Alors qu’elle est dépourvue d’organe visuel, comment une plante est-elle capable de savoir d’où provient la lumière? Dans une étude originale, combinant expertises en biologie et en ingénierie, l’équipe du Pr Christian Fankhauser de l’UNIL, en collaboration avec des collègues de l’EPFL, a décrypté un mécanisme inédit utilisant l’interface entre air et eau pour générer un gradient de lumière «visible» par la plante. Ces résultats font l’objet d’une publication dans la revue «Science».
La majorité des organismes vivants (micro-organismes, plantes et animaux) ont la capacité de déterminer la provenance d’une source lumineuse, même en l’absence d’un organe de vision comparable à l’œil. Cette information est précieuse pour s’orienter ou se positionner de façon optimale dans l’environnement. Cette donnée est particulièrement importante pour les plantes qui utilisent la direction de la lumière pour optimiser la position de leurs organes, un phénomène connu sous le nom de phototropisme.
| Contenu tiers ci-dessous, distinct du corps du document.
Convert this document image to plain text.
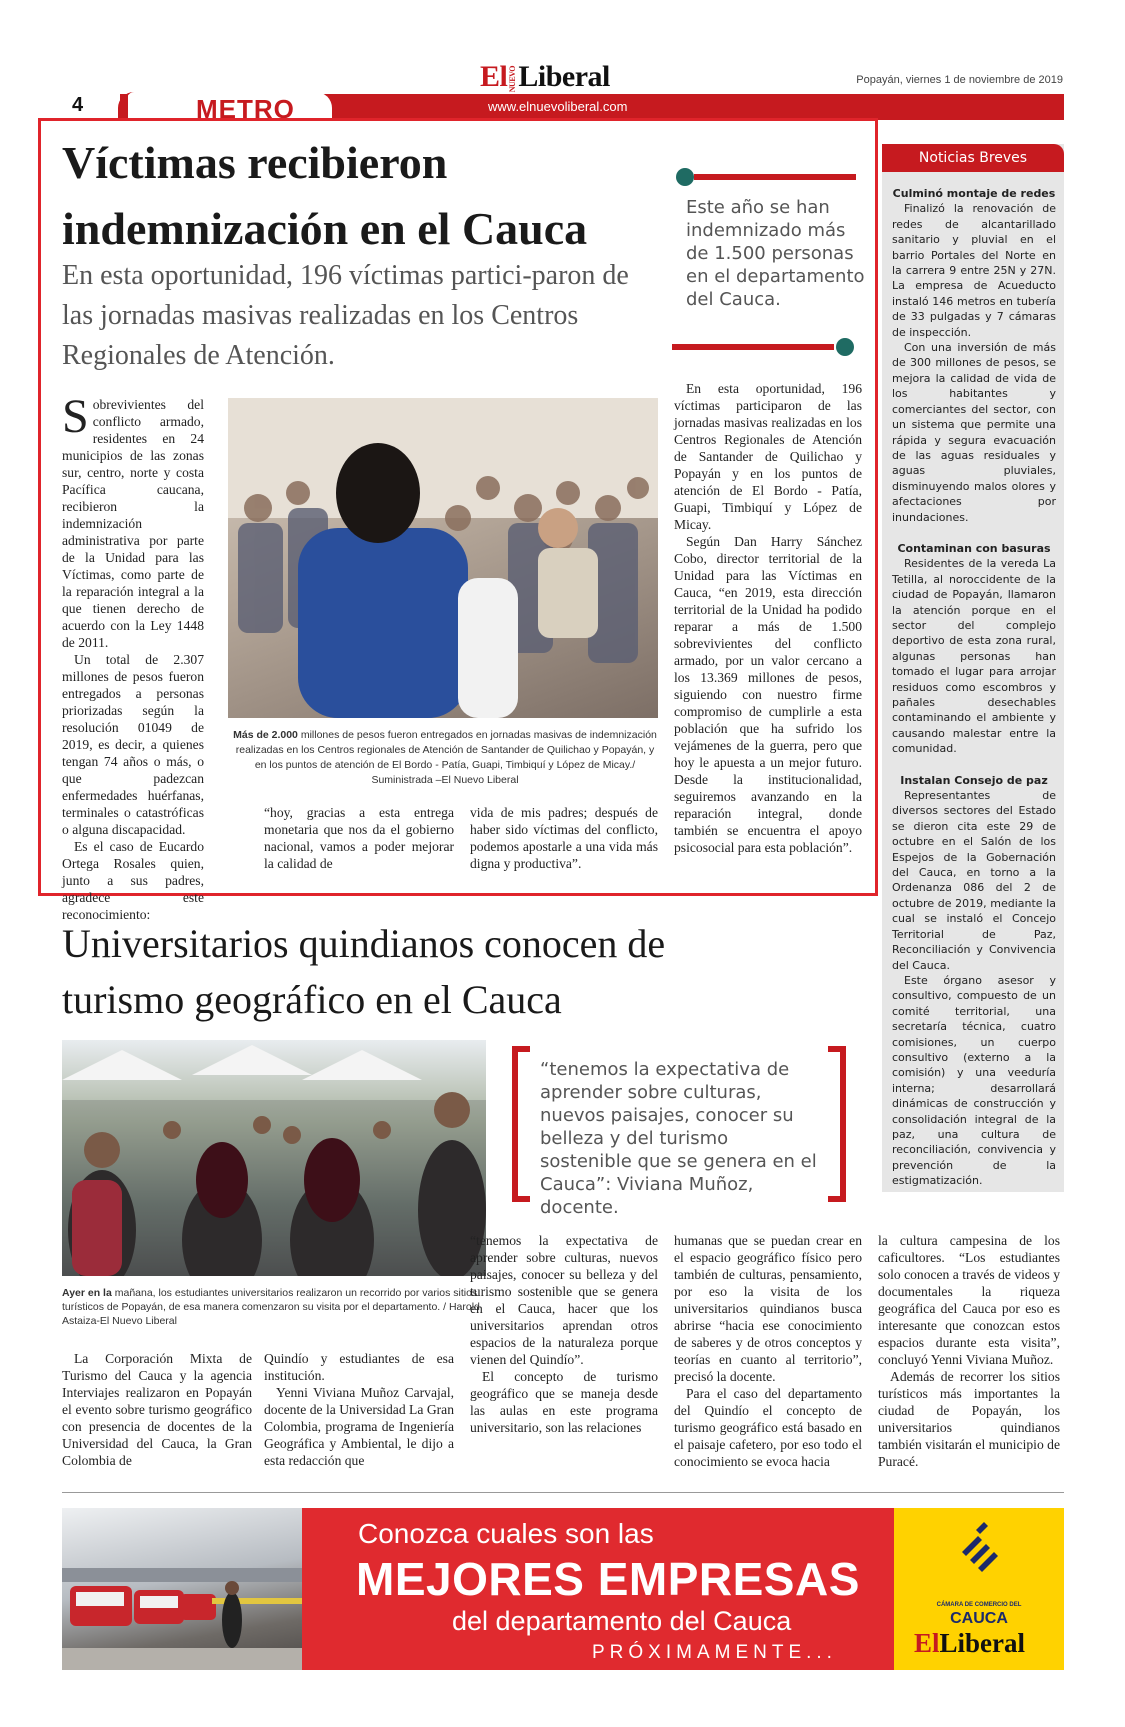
ElNUEVOLiberal	Popayán, viernes 1 de noviembre de 2019
4	METRO	www.elnuevoliberal.com
Víctimas recibieron indemnización en el Cauca
En esta oportunidad, 196 víctimas partici-paron de las jornadas masivas realizadas en los Centros Regionales de Atención.
Este año se han indemnizado más de 1.500 personas en el departamento del Cauca.
Sobrevivientes del conflicto armado, residentes en 24 municipios de las zonas sur, centro, norte y costa Pacífica caucana, recibieron la indemnización administrativa por parte de la Unidad para las Víctimas, como parte de la reparación integral a la que tienen derecho de acuerdo con la Ley 1448 de 2011.

Un total de 2.307 millones de pesos fueron entregados a personas priorizadas según la resolución 01049 de 2019, es decir, a quienes tengan 74 años o más, o que padezcan enfermedades huérfanas, terminales o catastróficas o alguna discapacidad.

Es el caso de Eucardo Ortega Rosales quien, junto a sus padres, agradece este reconocimiento:

Más de 2.000 millones de pesos fueron entregados en jornadas masivas de indemnización realizadas en los Centros regionales de Atención de Santander de Quilichao y Popayán, y en los puntos de atención de El Bordo - Patía, Guapi, Timbiquí y López de Micay./ Suministrada –El Nuevo Liberal
“hoy, gracias a esta entrega monetaria que nos da el gobierno nacional, vamos a poder mejorar la calidad de
vida de mis padres; después de haber sido víctimas del conflicto, podemos apostarle a una vida más digna y productiva”.

En esta oportunidad, 196 víctimas participaron de las jornadas masivas realizadas en los Centros Regionales de Atención de Santander de Quilichao y Popayán y en los puntos de atención de El Bordo - Patía, Guapi, Timbiquí y López de Micay.

Según Dan Harry Sánchez Cobo, director territorial de la Unidad para las Víctimas en Cauca, “en 2019, esta dirección territorial de la Unidad ha podido reparar a más de 1.500 sobrevivientes del conflicto armado, por un valor cercano a los 13.369 millones de pesos, siguiendo con nuestro firme compromiso de cumplirle a esta población que ha sufrido los vejámenes de la guerra, pero que hoy le apuesta a un mejor futuro. Desde la institucionalidad, seguiremos avanzando en la reparación integral, donde también se encuentra el apoyo psicosocial para esta población”.

Noticias Breves
Culminó montaje de redes

Finalizó la renovación de redes de alcantarillado sanitario y pluvial en el barrio Portales del Norte en la carrera 9 entre 25N y 27N. La empresa de Acueducto instaló 146 metros en tubería de 33 pulgadas y 7 cámaras de inspección.

Con una inversión de más de 300 millones de pesos, se mejora la calidad de vida de los habitantes y comerciantes del sector, con un sistema que permite una rápida y segura evacuación de las aguas residuales y aguas pluviales, disminuyendo malos olores y afectaciones por inundaciones.

Contaminan con basuras

Residentes de la vereda La Tetilla, al noroccidente de la ciudad de Popayán, llamaron la atención porque en el sector del complejo deportivo de esta zona rural, algunas personas han tomado el lugar para arrojar residuos como escombros y pañales desechables contaminando el ambiente y causando malestar entre la comunidad.

Instalan Consejo de paz

Representantes de diversos sectores del Estado se dieron cita este 29 de octubre en el Salón de los Espejos de la Gobernación del Cauca, en torno a la Ordenanza 086 del 2 de octubre de 2019, mediante la cual se instaló el Concejo Territorial de Paz, Reconciliación y Convivencia del Cauca.

Este órgano asesor y consultivo, compuesto de un comité territorial, una secretaría técnica, cuatro comisiones, un cuerpo consultivo (externo a la comisión) y una veeduría interna; desarrollará dinámicas de construcción y consolidación integral de la paz, una cultura de reconciliación, convivencia y prevención de la estigmatización.

Universitarios quindianos conocen de turismo geográfico en el Cauca
Ayer en la mañana, los estudiantes universitarios realizaron un recorrido por varios sitios turísticos de Popayán, de esa manera comenzaron su visita por el departamento. / Harold Astaiza-El Nuevo Liberal
“tenemos la expectativa de aprender sobre culturas, nuevos paisajes, conocer su belleza y del turismo sostenible que se genera en el Cauca”: Viviana Muñoz, docente.

La Corporación Mixta de Turismo del Cauca y la agencia Interviajes realizaron en Popayán el evento sobre turismo geográfico con presencia de docentes de la Universidad del Cauca, la Gran Colombia de

Quindío y estudiantes de esa institución.

Yenni Viviana Muñoz Carvajal, docente de la Universidad La Gran Colombia, programa de Ingeniería Geográfica y Ambiental, le dijo a esta redacción que

“tenemos la expectativa de aprender sobre culturas, nuevos paisajes, conocer su belleza y del turismo sostenible que se genera en el Cauca, hacer que los universitarios aprendan otros espacios de la naturaleza porque vienen del Quindío”.

El concepto de turismo geográfico que se maneja desde las aulas en este programa universitario, son las relaciones

humanas que se puedan crear en el espacio geográfico físico pero también de culturas, pensamiento, por eso la visita de los universitarios quindianos busca abrirse “hacia ese conocimiento de saberes y de otros conceptos y teorías en cuanto al territorio”, precisó la docente.

Para el caso del departamento del Quindío el concepto de turismo geográfico está basado en el paisaje cafetero, por eso todo el conocimiento se evoca hacia

la cultura campesina de los caficultores. “Los estudiantes solo conocen a través de videos y documentales la riqueza geográfica del Cauca por eso es interesante que conozcan estos espacios durante esta visita”, concluyó Yenni Viviana Muñoz.

Además de recorrer los sitios turísticos más importantes la ciudad de Popayán, los universitarios quindianos también visitarán el municipio de Puracé.

Conozca cuales son las
MEJORES EMPRESAS
del departamento del Cauca
PRÓXIMAMENTE...
CÁMARA DE COMERCIO DEL
CAUCA
ElLiberal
Cela leur permet d’améliorer la capture des rayons du soleil qu’elles transforment ensuite en énergie chimique par le processus de la photosynthèse, un dispositif essentiel pour leur survie ainsi que celle de la grande majorité de la chaine alimentaire, y compris les humains.
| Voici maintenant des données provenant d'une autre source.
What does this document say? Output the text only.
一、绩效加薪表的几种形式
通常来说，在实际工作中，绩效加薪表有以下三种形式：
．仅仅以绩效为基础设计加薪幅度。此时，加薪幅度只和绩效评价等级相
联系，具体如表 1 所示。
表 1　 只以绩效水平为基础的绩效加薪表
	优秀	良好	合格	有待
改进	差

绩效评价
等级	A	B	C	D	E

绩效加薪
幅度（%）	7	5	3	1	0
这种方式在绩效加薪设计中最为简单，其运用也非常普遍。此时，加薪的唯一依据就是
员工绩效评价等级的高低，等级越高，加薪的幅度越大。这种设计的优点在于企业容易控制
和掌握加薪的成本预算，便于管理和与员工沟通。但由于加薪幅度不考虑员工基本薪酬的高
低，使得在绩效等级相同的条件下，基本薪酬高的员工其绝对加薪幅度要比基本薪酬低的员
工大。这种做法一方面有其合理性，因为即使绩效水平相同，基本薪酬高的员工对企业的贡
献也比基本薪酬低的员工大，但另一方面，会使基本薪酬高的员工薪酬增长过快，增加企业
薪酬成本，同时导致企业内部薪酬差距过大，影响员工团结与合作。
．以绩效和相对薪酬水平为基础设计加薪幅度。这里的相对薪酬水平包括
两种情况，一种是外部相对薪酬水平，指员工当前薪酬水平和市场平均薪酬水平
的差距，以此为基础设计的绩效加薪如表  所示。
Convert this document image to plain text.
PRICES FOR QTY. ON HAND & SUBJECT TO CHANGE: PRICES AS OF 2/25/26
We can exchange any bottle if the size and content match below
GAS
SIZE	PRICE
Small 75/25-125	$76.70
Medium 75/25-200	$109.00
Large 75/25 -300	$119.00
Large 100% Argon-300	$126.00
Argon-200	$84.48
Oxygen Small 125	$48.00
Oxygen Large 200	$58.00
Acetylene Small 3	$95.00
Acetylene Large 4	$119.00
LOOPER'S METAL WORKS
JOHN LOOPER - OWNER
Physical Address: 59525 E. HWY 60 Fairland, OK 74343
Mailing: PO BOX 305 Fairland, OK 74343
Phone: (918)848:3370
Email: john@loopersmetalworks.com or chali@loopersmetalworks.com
Une association entre biologistes et ingénieurs
Bien que le photorécepteur qui initie le phototropisme soit connu de longue date, les propriétés optiques du tissu végétal photosensible demeuraient jusqu’ici un mystère. Une étude multidisciplinaire publiée dans Science, combinant les compétences des équipes du DrSc. Christian Fankhauser (professeur ordinaire et directeur du Centre intégratif de génomique de la Faculté de biologie et de médecine de l’UNIL), du DrSc. Andreas Schüler (directeur du groupe Nanotechnology for Solar Energy Conversion au Laboratoire d'énergie solaire et physique du bâtiment de l’EPFL) et du Centre de microscopie électronique de l’UNIL, permet d’y voir plus clair.
Une forme mutante à la transparence intrigante
«Tout est parti de l’observation d’un mutant de l’espèce modèle Arabidopsis thaliana, l’Arabette des dames, dont la tige était étonnamment transparente», retrace Christian Fankhauser, qui a dirigé les travaux. Le biologiste de l’UNIL décide alors de s’adjoindre les compétences de son confrère ingénieur à l’EPFL Andreas Schüler, afin d’étudier plus avant les propriétés optiques spécifiques aux deux types d’échantillons : mutant versus sauvage. «Nous avons constaté que l’effet laiteux perçu chez les plantes sauvages était en fait dû à la présence d’air dans des canaux intercellulaires situés dans divers tissus végétaux, et notamment au niveau d’une partie de la tige appelée hypocotyle. Chez les spécimens mutants, l’air est remplacé par un liquide aqueux, ce qui leur confère un aspect translucide», poursuit le chercheur. Des analyses additionnelles réalisées en partenariat avec le Centre de microscopie électronique de l’UNIL ont permis de confirmer ces résultats.
Un gradient de lumière comme un arc-en-ciel
Mais à quoi de tels canaux remplis d’air peuvent-ils bien servir ? «Ils permettent à l’organe photosensible d’établir un gradient de lumière «lisible» par la plante. Celle-ci peut alors déterminer l’origine de la source lumineuse. Ce phénomène est dû aux propriétés optiques différentes de l’air et de l’eau qui composent la majorité des tissus vivants. Plus précisément, l’air et l’eau ont des indices de réfraction bien distincts. Cela mène ainsi à une diffusion de la lumière lorsqu’elle traverse l’hypocotyle de la plantule. Nous avons tous observé ce phénomène en admirant un arc-en-ciel», détaille Martina Legris, postdoctorante au sein du groupe du Pr Fankhauser et copremière auteure de l’étude.
Grâce à leurs recherches, les scientifiques ont révélé un mécanisme inédit, qui permet aux organismes vivants de percevoir d’où provient la lumière et de pouvoir ainsi se réorienter de façon optimale. Cette étude a également servi à mieux comprendre la formation des canaux intercellulaires remplis d’air, dont les fonctions chez les plantes, outre la formation de gradient de lumière, peuvent être très diverses. «Ces canaux favorisent entre autres les échanges gazeux et permettent aussi de résister à l’hypoxie (diminution de la quantité d’oxygène) en cas d’inondation. Leur ontogenèse, soit leur développement depuis le stade embryonnaire jusqu’à l’âge adulte, demeure néanmoins très mal compris. L’objet, peut-être, d’une prochaine étude», conclut Christian Fankhauser.